TM Pandenglang – Kementrian Agraria dan Tata Ruang Badan Pertanahan Nasional ATR/BPN Kabupaten Pandeglang mengaku baru mengetahui PT. PARAMOUNT PROPERTINDO memasang Plang Sertifikat Hak Milik (SHM) dengan Nomor 00190.00191.00238 yang di tancap di tanah atau di Pulau OAR.
Hal tersebut disampaikan oleh Kepala Seksi (Kasi) Pendaftaran Hak dan Penetapan (PHP) BPN Kabupaten Pandeglang M.Ikhsan Nugraha, S.sos., kepada sejumlah media di Kantor BPN Pandeglang, Selasa (23/7/2024).
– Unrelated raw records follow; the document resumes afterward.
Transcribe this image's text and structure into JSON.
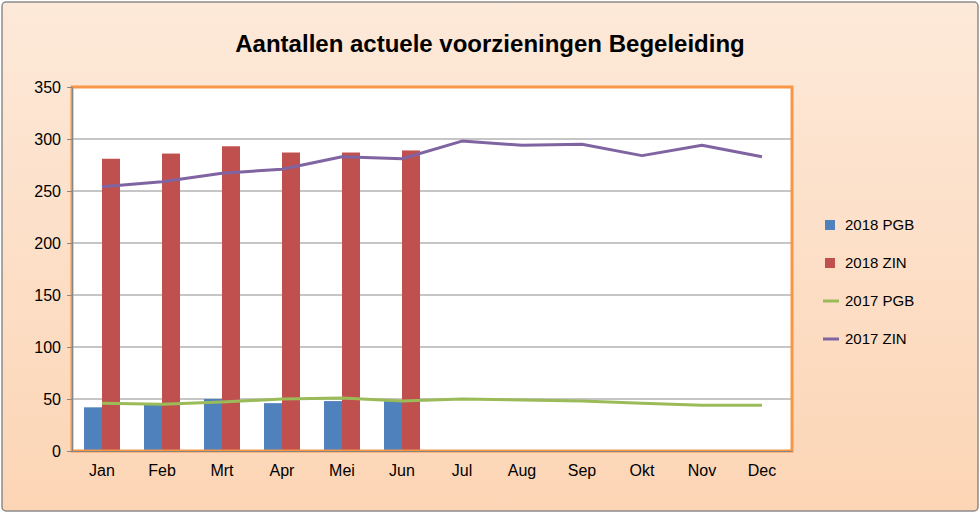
{
  "chart_data": {
    "type": "bar",
    "title": "Aantallen actuele voorzieningen Begeleiding",
    "categories": [
      "Jan",
      "Feb",
      "Mrt",
      "Apr",
      "Mei",
      "Jun",
      "Jul",
      "Aug",
      "Sep",
      "Okt",
      "Nov",
      "Dec"
    ],
    "series": [
      {
        "name": "2018 PGB",
        "type": "bar",
        "color": "#4f81bd",
        "values": [
          42,
          46,
          50,
          46,
          48,
          48,
          null,
          null,
          null,
          null,
          null,
          null
        ]
      },
      {
        "name": "2018 ZIN",
        "type": "bar",
        "color": "#c0504d",
        "values": [
          281,
          286,
          293,
          287,
          287,
          289,
          null,
          null,
          null,
          null,
          null,
          null
        ]
      },
      {
        "name": "2017 PGB",
        "type": "line",
        "color": "#9bbb59",
        "values": [
          46,
          45,
          47,
          50,
          51,
          48,
          50,
          49,
          48,
          46,
          44,
          44
        ]
      },
      {
        "name": "2017 ZIN",
        "type": "line",
        "color": "#8064a2",
        "values": [
          254,
          259,
          267,
          271,
          283,
          281,
          298,
          294,
          295,
          284,
          294,
          283
        ]
      }
    ],
    "ylim": [
      0,
      350
    ],
    "yticks": [
      0,
      50,
      100,
      150,
      200,
      250,
      300,
      350
    ],
    "grid": true,
    "legend": "right"
  }
}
Ikhsan membenarkan bahwa adanya SHM di Pulau OAR. Menurut pengakuannya, SHM itu terbit sudah ada sejak tahun 2014, namun, SHM tersebut tersebut milik perseorangan dengan luas kurang lebih 3 Hektar.
Sementara kata Ikhsan, untuk PT. PARAMOUNT PROPERTINDO sendiri pihaknya mengaku hanya menerbitkan Sertifikat Hak Pakai (SHP) bukan Sertifikat Hak Milik (SHM) itupun, bukan seluas 5,2 Hektar akan tetapi hanya kurang hanya 9000 meter. Itupun setelah memenuhi beberapa persyaratan, terutama untuk investasi dan harus digunakan serta adanya pembangunan sesuai diperuntukan.
“Pulau Oar bisa dimiliki oleh perseorangan kemungkinan pejabat BPN yang terdahulu, pengajuan ini telah memenuhi persyaratan yang sudah menjadi ketentuan pihak BPN,”katanya.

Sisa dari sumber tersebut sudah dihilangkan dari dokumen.